La proposition de mise en œuvre de ces dispositions par l’administration fédérale, dans un projet d’ordonnance (OAT)2, a confirmé nos craintes.

Alors que la Confédération devrait se contenter de fixer des principes généraux, laissant aux Cantons la compétence de les mettre en œuvre, selon les spécificités de leur territoire respectif, la nouvelle mouture de l’OAT suit la tendance de l’Office fédéral du développement territorial (ARE) à ôter aux Cantons toute marge de manœuvre et d’appréciation, tout en les soumettant à un contrôle vétilleux.

Par exemple, l’article 25d OAT liste les éléments qu’un permis de construire devra contenir. L’article 25e soumet les Cantons à un examen périodique du respect des objectifs d’imperméabilisation «au moins tous les quatre ans». L’article 32a précise en détail les caractéristiques (dont la forme et la teinte) des installations solaires admissibles en façade. Les 43b et 43c prescrivent aux Cantons des règles de procédure pour les décisions d’exécution à prendre. Il s’agit d’une violation des compétences cantonales. Nous espérons que l’Etat de Vaud aura le courage, non seulement de s’opposer à ces règles lors de la consultation, mais de les attaquer au Tribunal fédéral pour défendre sa souveraineté.
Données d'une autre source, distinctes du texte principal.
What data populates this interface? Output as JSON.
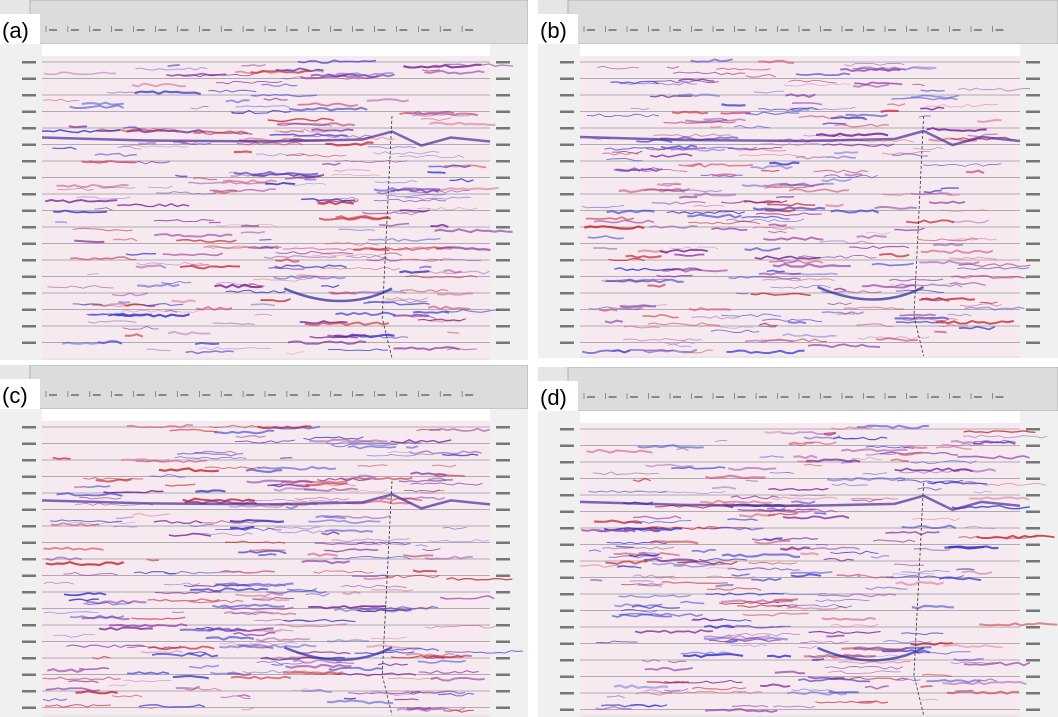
{
  "panels": [
    {
      "label": "(a)"
    },
    {
      "label": "(b)"
    },
    {
      "label": "(c)"
    },
    {
      "label": "(d)"
    }
  ]
}
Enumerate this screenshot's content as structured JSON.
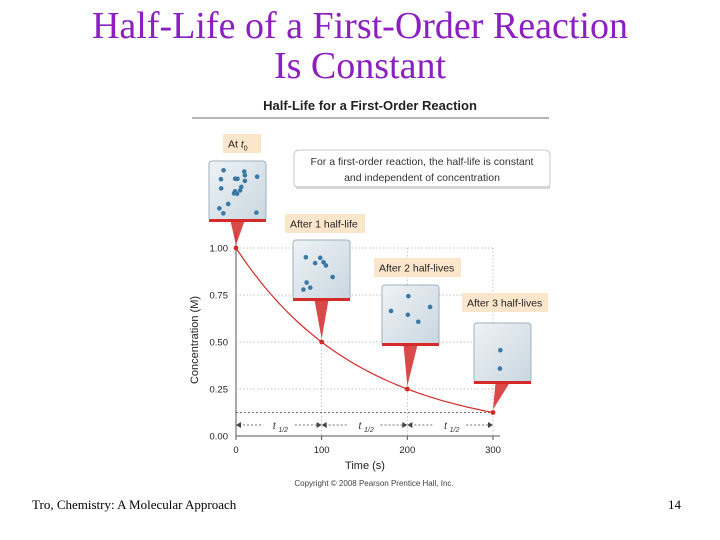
{
  "slide": {
    "title_line1": "Half-Life of a First-Order Reaction",
    "title_line2": "Is Constant",
    "footer_left": "Tro, Chemistry: A Molecular Approach",
    "page_number": "14"
  },
  "figure": {
    "title": "Half-Life for a First-Order Reaction",
    "callout": [
      "For a first-order reaction, the half-life is constant",
      "and independent of concentration"
    ],
    "copyright": "Copyright © 2008 Pearson Prentice Hall, Inc.",
    "boxes": [
      {
        "label": "At t",
        "label_sub": "0",
        "molecules": 18
      },
      {
        "label": "After 1 half-life",
        "molecules": 9
      },
      {
        "label": "After 2 half-lives",
        "molecules": 5
      },
      {
        "label": "After 3 half-lives",
        "molecules": 2
      }
    ],
    "half_life_label": "t",
    "half_life_sub": "1/2"
  },
  "chart_data": {
    "type": "line",
    "title": "Half-Life for a First-Order Reaction",
    "xlabel": "Time (s)",
    "ylabel": "Concentration (M)",
    "xlim": [
      0,
      300
    ],
    "ylim": [
      0,
      1.0
    ],
    "x_ticks": [
      "0",
      "100",
      "200",
      "300"
    ],
    "y_ticks": [
      "0.00",
      "0.25",
      "0.50",
      "0.75",
      "1.00"
    ],
    "series": [
      {
        "name": "concentration",
        "x": [
          0,
          100,
          200,
          300
        ],
        "values": [
          1.0,
          0.5,
          0.25,
          0.125
        ]
      }
    ],
    "half_life_s": 100,
    "colors": {
      "curve": "#d42a2a",
      "grid": "#b0b0b0",
      "box_fill": "#d8e3ea",
      "molecule": "#3a78a6",
      "label_fill": "#fbe6cc",
      "purple": "#8b1fbf"
    }
  }
}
Nous partageons l’objectif de stabilisation des bâtiments et surfaces imperméabilisées pour protéger le caractère agricole de la zone à bâtir. Mais nous regrettons que les juristes fédéraux interprètent ces principes de manière rigide, oubliant les besoins d’une agriculture en pleine évolution. Le projet prévoit de considérer que l’objectif de stabilisation est atteint si le chiffre n’a pas évolué de plus d’un seul pourcent par rapport à la situation au 29 septembre 2023.
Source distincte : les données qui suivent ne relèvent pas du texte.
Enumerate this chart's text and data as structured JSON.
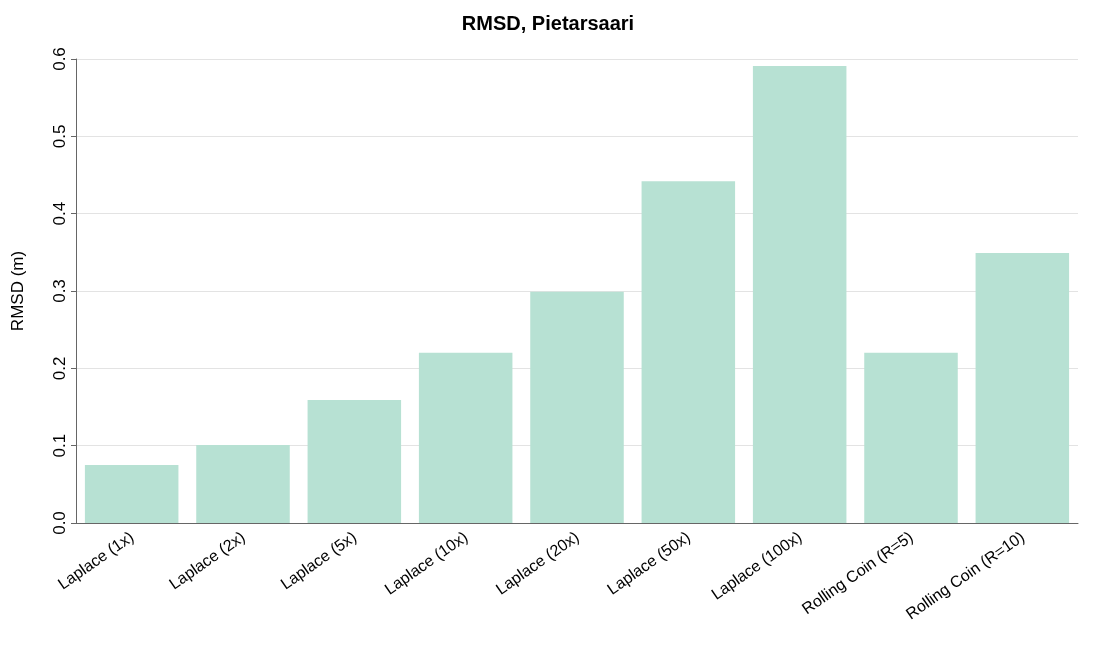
{
  "chart_data": {
    "type": "bar",
    "title": "RMSD, Pietarsaari",
    "ylabel": "RMSD (m)",
    "categories": [
      "Laplace (1x)",
      "Laplace (2x)",
      "Laplace (5x)",
      "Laplace (10x)",
      "Laplace (20x)",
      "Laplace (50x)",
      "Laplace (100x)",
      "Rolling Coin (R=5)",
      "Rolling Coin (R=10)"
    ],
    "values": [
      0.075,
      0.101,
      0.159,
      0.22,
      0.299,
      0.442,
      0.591,
      0.22,
      0.349
    ],
    "color": "#b7e1d3",
    "ylim": [
      0,
      0.6
    ],
    "yticks": [
      "0.0",
      0.1,
      0.2,
      0.3,
      0.4,
      0.5,
      0.6
    ],
    "grid": "y"
  }
}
Pour être sûr que le calcul ne soit pas trop aisé ou trop large, il faudra établir un bilan des constructions et installations existantes à cette date sans tenir compte des constructions illicites (soit des constructions qui n’ont pas obtenu toutes les autorisations idoines parfois il y a 30 ans). Le chiffre de référence est donc impossible à connaître sans avoir étudié la situation juridique complète de chacun des bâtiments en zone agricole. Faudra-t-il un fonctionnaire autour de chaque ferme ou silo? De plus, cette règle diminue encore le faible pourcent de marge en tenant compte non de l’état réel des constructions en 2023, mais d’un état théorique moindre.

L’Union suisse des paysans et Prométerre proposent de prendre plutôt comme référence la croissance en nouvelles constructions des vingt dernières années. Ainsi, le critère de stabilisation serait atteint si le développement des constructions est maintenu en-deçà des moyennes historiques. Plutôt que de céder au schématisme centralisateur, on tiendrait ainsi compte des besoins inégaux de chaque Canton. L’agriculture de montagne n’a pas besoin des mêmes outils que l’agriculture de plaine.
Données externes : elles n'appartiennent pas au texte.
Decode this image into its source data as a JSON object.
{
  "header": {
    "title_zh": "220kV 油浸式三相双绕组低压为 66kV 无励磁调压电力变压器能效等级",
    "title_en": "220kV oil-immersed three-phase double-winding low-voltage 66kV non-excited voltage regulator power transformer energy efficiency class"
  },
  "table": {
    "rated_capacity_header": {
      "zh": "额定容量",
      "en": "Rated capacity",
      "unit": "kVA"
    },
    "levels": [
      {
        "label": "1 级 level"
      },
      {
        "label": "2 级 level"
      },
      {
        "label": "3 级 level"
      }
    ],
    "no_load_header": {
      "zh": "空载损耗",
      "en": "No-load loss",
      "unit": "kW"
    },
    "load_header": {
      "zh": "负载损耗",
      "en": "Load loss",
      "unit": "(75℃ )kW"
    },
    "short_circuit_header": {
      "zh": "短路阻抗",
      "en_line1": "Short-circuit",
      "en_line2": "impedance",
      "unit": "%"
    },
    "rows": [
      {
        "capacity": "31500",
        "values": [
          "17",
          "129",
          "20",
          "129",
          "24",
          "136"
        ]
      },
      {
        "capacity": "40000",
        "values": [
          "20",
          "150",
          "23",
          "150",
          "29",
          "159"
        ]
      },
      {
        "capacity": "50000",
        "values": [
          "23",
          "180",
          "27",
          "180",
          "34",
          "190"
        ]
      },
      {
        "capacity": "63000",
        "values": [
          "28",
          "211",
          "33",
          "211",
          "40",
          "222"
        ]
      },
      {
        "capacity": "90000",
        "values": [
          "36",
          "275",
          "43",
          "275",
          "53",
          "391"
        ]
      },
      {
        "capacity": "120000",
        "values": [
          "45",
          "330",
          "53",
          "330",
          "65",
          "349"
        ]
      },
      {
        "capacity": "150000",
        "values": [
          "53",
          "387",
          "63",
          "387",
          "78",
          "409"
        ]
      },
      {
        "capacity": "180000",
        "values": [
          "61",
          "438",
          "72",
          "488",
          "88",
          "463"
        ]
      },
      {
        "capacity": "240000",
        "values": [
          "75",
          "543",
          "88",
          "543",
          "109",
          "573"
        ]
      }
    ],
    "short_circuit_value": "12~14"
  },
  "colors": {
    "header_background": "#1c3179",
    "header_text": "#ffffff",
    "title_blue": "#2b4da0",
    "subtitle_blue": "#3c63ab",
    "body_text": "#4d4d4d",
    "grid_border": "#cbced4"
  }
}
La volonté de contrôle pointilleux des bâtiments en zone agricole va jusqu’à revenir sur d’autres objectifs récents de la Confédération. Le Mantelerlass, adopté par le peuple en juin dernier, a supprimé l’exigence pour les installations photovoltaïques de prendre place dans des parties du territoire peu sensibles. Le projet d’article 32d, alinéa 3, OAT veut maintenant leur imposer une pesée des intérêts complète, annihilant la simplification précédente. On fait un pas en avant et deux en arrière.

L’aménagement du territoire est et doit rester une compétence cantonale. L’accélération de la centralisation de cette matière est encore accentuée par la mise en œuvre bureaucratique proposée par l’ARE. Ce faisant, on augmente l’écart entre les objectifs utopiques et la réalité du terrain.

Notes:

1      «Hors zone à bâtir», La Nation n° 2245 du 26 janvier 2024.

2     Révision de l’OAT mise en consultation le 19 juin 2024 par l’ARE.